Aspen's most significant acquisitions included the 1998 purchase of Chesapeake Decision Sciences, which offered a series of applications designed to optimize the planning and scheduling of production activities in process-oriented manufacturing environments.
Today, following several additional acquisitions and product enhancements, Aspen Technology markets a product line consisting of three separate software suites designed to optimize engineering, manufacturing, and supply chain processes.
It also has created the Aspen Framework, which McQuillin describes as a technology platform that can link all of Aspen's applications to form a single, comprehensive business system.
"The Aspen Framework is based on open industry standards," McQuillin explains. "That allows all of our applications to communicate and share data contained in their respective models. The framework also has a workflow engine that gives anyone with the proper security clearance access to all of these applications."
The applications, McQuillin points out, are designed to address the needs of process manufacturers. Those unique needs include the ability to engineer products that are comprised almost exclusively of chemicals or liquids as opposed to discrete components. The manufacturing and supply chain products also are equipped to optimize the movement of raw materials that must be mixed and blended in specific ways in order to consistently produce and deliver the right finished products at the right time.
Over the past year, McQuillin says, Aspen Technology has worked to make its applications capable of supporting e-Business. "The heart of e-Business is collaboration," McQullin says. "That means enterprises reaching out beyond their internal boundaries to communicate, in real-time, with customers, suppliers and other partners.
Ideal deployment
The operators of a public trading exchange known as e-Chemicals.com, Addison, Texas, are among a handful of organizations that deployed the Aspen Marketplace Solution before its official release. And McQuillin points to that implementation as an example of how Aspen Technology would like most of its customers to use the new platform.

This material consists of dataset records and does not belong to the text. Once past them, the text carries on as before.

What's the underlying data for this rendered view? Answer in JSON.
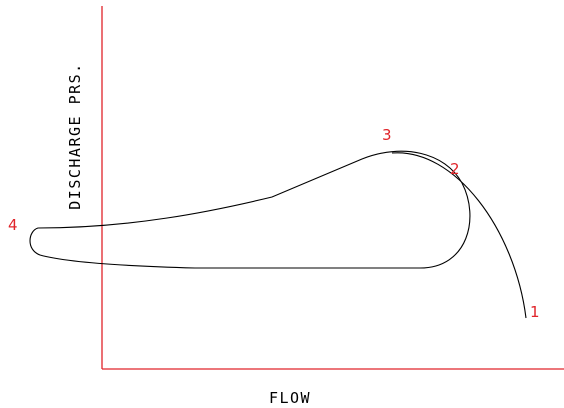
{
  "diagram": {
    "xlabel": "FLOW",
    "ylabel": "DISCHARGE PRS.",
    "points": [
      {
        "id": "p1",
        "label": "1"
      },
      {
        "id": "p2",
        "label": "2"
      },
      {
        "id": "p3",
        "label": "3"
      },
      {
        "id": "p4",
        "label": "4"
      }
    ],
    "colors": {
      "axes": "#e0242a",
      "point_labels": "#e0242a",
      "curve": "#000000",
      "text": "#000000"
    }
  }
}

In addition to providing a place for companies to either buy or sell products, e-Chemicals hosts a set of backend applications that its members can use to plan their own production schedules and coordinate the delivery of goods. Those backend applications also are provided by Aspen Technology.
Aspen Technology deviated from its practice of acquiring companies to build its marketplace solution, and instead chose to partner with vendors who specialize in providing e-Business functionality. The commerce engine is comprised of technology supplied by BroadVision, Redwood City, Calif. Moai Technologies, San Francisco, provided an application that allows companies to locate and negotiate with suppliers of strategic commodities. A product called WebSphere from IBM, Armonk, N.Y., serves as an integration platform, making it possible for companies that belong to an exchange to share information coming from their disparate business systems.

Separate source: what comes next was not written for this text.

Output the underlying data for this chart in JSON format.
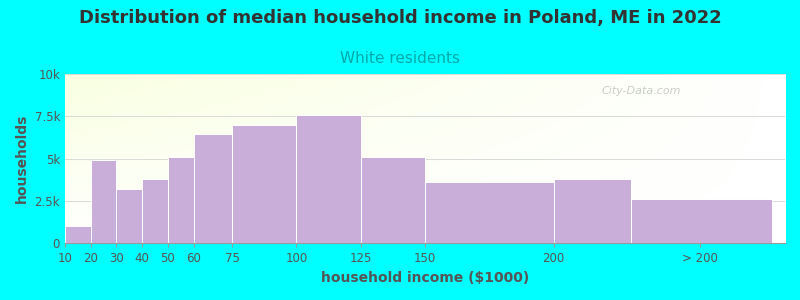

McQuillin says relying on e-commerce specialists to create the Marketplace Solution allowed Aspen Technology to quickly offer essential collaborative tools and still focus on its core expertise. Specifically, he says, that expertise is helping process manufacturers optimize their business processes by modeling, automating, and integrating them.
"Our heritage is proving to be a great asset in the world of e-Business," McQuillin says. "Because the true value of e-Business comes from first figuring out how to optimize business processes, and then having those optimized processes span the enterprise."